Ng was guest speaker at the Third Conference on Psychosocial Support Disappearances, Torture and Extra-judicial Execution held at Bayview Park Hotel in Manila.
Organized by Asian Federation Against Disappearances (AFAD), relatives of the disappeared, among them Editha Burgos, also attended the event. Burgos is the mother of Jonas who was forcibly taken by military agents on April 28, 2007. Jonas has since been missing.
Since martial law in 1972, records show that there were more than 2,000 disappearances, more than 1,000 torture victims and hundreds of killings, including the Maguindanao massacre in November 2009.
Sombath is a prominent civil society leader who received the Ramon Magsaysay Award for community leadership in 2005.On December 15, 2012, Laotian police stopped his vehicle. His abduction was caught by CCTV. He has never been seen since.
Ng and the conference participants called on the Lao government to conduct a serious investigation and do its best to make sure that Sombath will be brought home safe.
She also called on all countries to sign and ratify the International Convention Against Disappearances.
Out of 49 nation-states in Asia, 10 have ratified the convention but only the Philippines has a national legislation against enforced disappearances.

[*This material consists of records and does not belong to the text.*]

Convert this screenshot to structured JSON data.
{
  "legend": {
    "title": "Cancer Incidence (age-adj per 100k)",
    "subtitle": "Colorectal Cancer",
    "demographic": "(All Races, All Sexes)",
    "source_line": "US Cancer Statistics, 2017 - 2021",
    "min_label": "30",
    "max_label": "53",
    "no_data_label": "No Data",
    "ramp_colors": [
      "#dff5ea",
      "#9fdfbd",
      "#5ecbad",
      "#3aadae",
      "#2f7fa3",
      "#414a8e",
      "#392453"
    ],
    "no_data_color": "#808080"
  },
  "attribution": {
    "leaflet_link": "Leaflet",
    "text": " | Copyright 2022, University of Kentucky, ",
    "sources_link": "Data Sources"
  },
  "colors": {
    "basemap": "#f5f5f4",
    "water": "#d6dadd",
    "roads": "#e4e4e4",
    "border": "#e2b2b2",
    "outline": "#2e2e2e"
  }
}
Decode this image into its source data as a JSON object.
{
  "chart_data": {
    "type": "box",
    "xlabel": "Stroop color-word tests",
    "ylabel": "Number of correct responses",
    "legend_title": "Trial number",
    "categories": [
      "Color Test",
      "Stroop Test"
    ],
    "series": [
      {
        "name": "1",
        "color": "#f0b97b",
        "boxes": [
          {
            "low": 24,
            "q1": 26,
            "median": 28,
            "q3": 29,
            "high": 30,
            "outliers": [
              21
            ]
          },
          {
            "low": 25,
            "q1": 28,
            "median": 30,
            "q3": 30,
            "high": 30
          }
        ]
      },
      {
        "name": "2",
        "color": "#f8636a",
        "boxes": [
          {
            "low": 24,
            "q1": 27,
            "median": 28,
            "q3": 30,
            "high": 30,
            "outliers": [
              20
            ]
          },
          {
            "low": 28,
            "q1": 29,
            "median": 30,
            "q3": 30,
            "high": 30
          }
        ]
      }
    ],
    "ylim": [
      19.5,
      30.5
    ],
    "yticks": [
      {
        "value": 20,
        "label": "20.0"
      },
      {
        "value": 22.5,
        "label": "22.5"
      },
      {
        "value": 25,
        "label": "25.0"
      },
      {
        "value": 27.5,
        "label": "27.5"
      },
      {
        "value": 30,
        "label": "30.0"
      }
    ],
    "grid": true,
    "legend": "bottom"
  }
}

Ng will meet with leaders of civil society groups to draw support for her husband. She hopes that the Philippines will be most sympathetic to her plight as a wife of a desaparecido.
AFAD observed that many states in Asia that are in situations of conflict and political instability continue to use enforced disappearance as an instrument to silence political dissent.
Victims are either men or women who are political activists, leaders and members of mass organizations or institutions that assert their rights to land, water, jobs, food, housing, education, free expression and environmental protection, among others.
Commission on Human Rights head Etta Rosales also attended the event. She vowed to support Ng in her quest for justice.
In 2012, the Philippines enacted a landmark human rights legislation—the Anti-Disappearance Law, which took 16 years to be passed and is the first of its kind in Asia.
The Philippines is known to have numerous good laws but falls short of judicious implementation.
AFAD is urging the government to fully and strictly implement the law, and ensure that no disappearance, under any administration, will be committed.